Indonesia's new export plan revives a warning from the 1990s
▼ Bad for Indonesia export monopoly echoes failed clove policy
In May 2026, President Prabowo Subianto announced a "single-door" export policy. Sales of three key products, palm oil, coal, and ferroalloys (metals used to make steel), must now pass through one state-owned company, PT Danantara Sumberdaya Indonesia. The government says this will stop illegal mining, bring in more state income, and cut fraud and money that leaks out of the country. Writing for Indonesia at Melbourne, the author says the plan looks a lot like a failed experiment from the Suharto years. Investors seemed to share the doubt: the Jakarta stock market fell more than 2 percent on the day it was announced.

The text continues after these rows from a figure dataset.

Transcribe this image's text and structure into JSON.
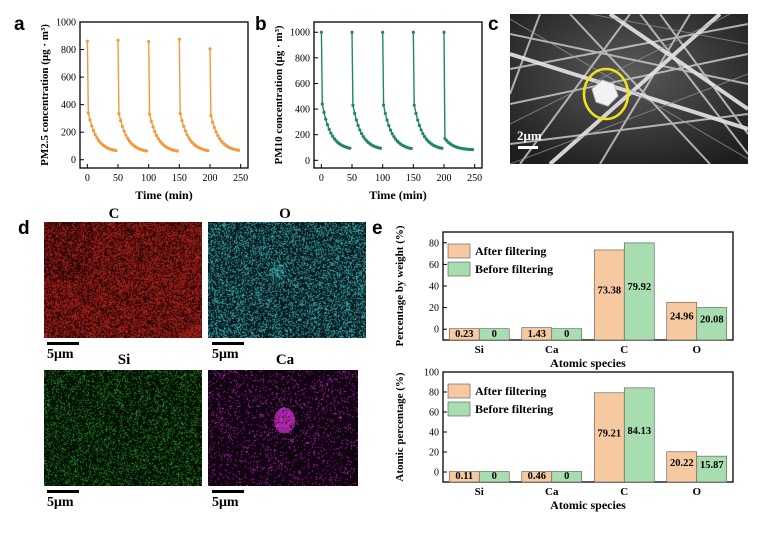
{
  "panels": {
    "a": "a",
    "b": "b",
    "c": "c",
    "d": "d",
    "e": "e"
  },
  "chart_data": [
    {
      "id": "a",
      "type": "line",
      "xlabel": "Time (min)",
      "ylabel": "PM2.5 concentration (μg · m³)",
      "xlim": [
        -12,
        262
      ],
      "ylim": [
        -60,
        1000
      ],
      "xticks": [
        0,
        50,
        100,
        150,
        200,
        250
      ],
      "yticks": [
        0,
        200,
        400,
        600,
        800,
        1000
      ],
      "color": "#f39a3c",
      "cycles": [
        {
          "start": 0,
          "peak": 860,
          "drop": 340,
          "end": 55
        },
        {
          "start": 50,
          "peak": 868,
          "drop": 335,
          "end": 52
        },
        {
          "start": 100,
          "peak": 858,
          "drop": 330,
          "end": 52
        },
        {
          "start": 150,
          "peak": 875,
          "drop": 335,
          "end": 55
        },
        {
          "start": 200,
          "peak": 805,
          "drop": 320,
          "end": 58
        }
      ]
    },
    {
      "id": "b",
      "type": "line",
      "xlabel": "Time (min)",
      "ylabel": "PM10 concentration (μg · m³)",
      "xlim": [
        -12,
        262
      ],
      "ylim": [
        -60,
        1080
      ],
      "xticks": [
        0,
        50,
        100,
        150,
        200,
        250
      ],
      "yticks": [
        0,
        200,
        400,
        600,
        800,
        1000
      ],
      "color": "#1e8a5a",
      "cycles": [
        {
          "start": 0,
          "peak": 1000,
          "drop": 440,
          "end": 80
        },
        {
          "start": 50,
          "peak": 1000,
          "drop": 430,
          "end": 80
        },
        {
          "start": 100,
          "peak": 1000,
          "drop": 430,
          "end": 78
        },
        {
          "start": 150,
          "peak": 1000,
          "drop": 430,
          "end": 80
        },
        {
          "start": 200,
          "peak": 1000,
          "drop": 170,
          "end": 80
        }
      ]
    },
    {
      "id": "e-weight",
      "type": "bar",
      "xlabel": "Atomic species",
      "ylabel": "Percentage by weight (%)",
      "ylim": [
        -10,
        90
      ],
      "yticks": [
        0,
        20,
        40,
        60,
        80
      ],
      "categories": [
        "Si",
        "Ca",
        "C",
        "O"
      ],
      "series": [
        {
          "name": "After filtering",
          "color": "#f7c9a0",
          "values": [
            0.23,
            1.43,
            73.38,
            24.96
          ],
          "labels": [
            "0.23",
            "1.43",
            "73.38",
            "24.96"
          ]
        },
        {
          "name": "Before filtering",
          "color": "#a8ddb0",
          "values": [
            0,
            0,
            79.92,
            20.08
          ],
          "labels": [
            "0",
            "0",
            "79.92",
            "20.08"
          ]
        }
      ]
    },
    {
      "id": "e-atomic",
      "type": "bar",
      "xlabel": "Atomic species",
      "ylabel": "Atomic percentage (%)",
      "ylim": [
        -10,
        100
      ],
      "yticks": [
        0,
        20,
        40,
        60,
        80,
        100
      ],
      "categories": [
        "Si",
        "Ca",
        "C",
        "O"
      ],
      "series": [
        {
          "name": "After filtering",
          "color": "#f7c9a0",
          "values": [
            0.11,
            0.46,
            79.21,
            20.22
          ],
          "labels": [
            "0.11",
            "0.46",
            "79.21",
            "20.22"
          ]
        },
        {
          "name": "Before filtering",
          "color": "#a8ddb0",
          "values": [
            0,
            0,
            84.13,
            15.87
          ],
          "labels": [
            "0",
            "0",
            "84.13",
            "15.87"
          ]
        }
      ]
    }
  ],
  "sem": {
    "scale": "2μm"
  },
  "eds_maps": [
    {
      "element": "C",
      "color": "#c0261e",
      "bg": "#3a0808",
      "scale": "5μm"
    },
    {
      "element": "O",
      "color": "#3fb8c0",
      "bg": "#0c2426",
      "scale": "5μm"
    },
    {
      "element": "Si",
      "color": "#2c9a2c",
      "bg": "#061806",
      "scale": "5μm"
    },
    {
      "element": "Ca",
      "color": "#d030d0",
      "bg": "#180618",
      "scale": "5μm"
    }
  ]
}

The warning comes from the clove monopoly of the 1990s, run by an agency called BPPC. A monopoly is when one seller controls a market. This was closer to a monopsony, where one buyer decides who can sell and at what price. The agency was led by Suharto's son, Hutomo "Tommy" Mandala Putra, and it promised to protect clove farmers with fixed minimum prices. Instead, farmers lost the power to bargain, the price they actually received fell sharply, and some growers in Aceh gave up their trees. The state had to rescue the scheme with about Rp 569 billion in central bank credit, plus more in commercial loans, before shutting it down in 1998.

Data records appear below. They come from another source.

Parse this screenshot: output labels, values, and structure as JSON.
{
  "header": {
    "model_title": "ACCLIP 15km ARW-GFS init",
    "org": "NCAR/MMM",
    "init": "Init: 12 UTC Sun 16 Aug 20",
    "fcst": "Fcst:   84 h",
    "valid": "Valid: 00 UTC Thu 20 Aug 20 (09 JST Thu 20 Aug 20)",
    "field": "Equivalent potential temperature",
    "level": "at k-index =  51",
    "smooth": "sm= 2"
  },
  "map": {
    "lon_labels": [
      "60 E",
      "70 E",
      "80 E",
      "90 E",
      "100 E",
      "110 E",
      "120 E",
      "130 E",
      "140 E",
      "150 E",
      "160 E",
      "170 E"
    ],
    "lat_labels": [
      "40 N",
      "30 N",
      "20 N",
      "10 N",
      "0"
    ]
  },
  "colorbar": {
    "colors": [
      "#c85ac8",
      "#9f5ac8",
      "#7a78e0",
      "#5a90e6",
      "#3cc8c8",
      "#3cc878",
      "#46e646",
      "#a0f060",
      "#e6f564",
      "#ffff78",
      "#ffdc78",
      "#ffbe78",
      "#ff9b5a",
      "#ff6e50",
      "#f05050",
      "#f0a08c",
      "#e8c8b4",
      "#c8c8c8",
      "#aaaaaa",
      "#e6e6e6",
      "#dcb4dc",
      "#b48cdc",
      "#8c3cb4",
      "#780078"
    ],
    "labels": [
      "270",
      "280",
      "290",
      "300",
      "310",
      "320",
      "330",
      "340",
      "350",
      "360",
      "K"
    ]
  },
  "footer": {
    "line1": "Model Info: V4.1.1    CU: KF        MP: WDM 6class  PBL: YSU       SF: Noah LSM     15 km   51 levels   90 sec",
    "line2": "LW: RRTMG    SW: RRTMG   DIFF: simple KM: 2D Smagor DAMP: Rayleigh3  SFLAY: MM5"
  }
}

The concern today is the structure, not the crop. When one company controls a market, has wide freedom to decide, and faces weak checks, the result is often corruption. The author points to a simple formula from the economist Robert Klitgaard: monopoly plus discretion minus accountability equals corruption. The new rules take effect at once, but the bodies meant to watch over them may not be ready until January 2027.
Why it matters
If you farm, mine, or trade these products, your buyer and your price may soon be set by one state company instead of the open market. The history here is not comforting: the last time Indonesia tried this, small farmers lost the most, and the plan still needed public money to survive. The gap until oversight begins in 2027 is the risky part, when a large flow of value passes through one door with few people watching.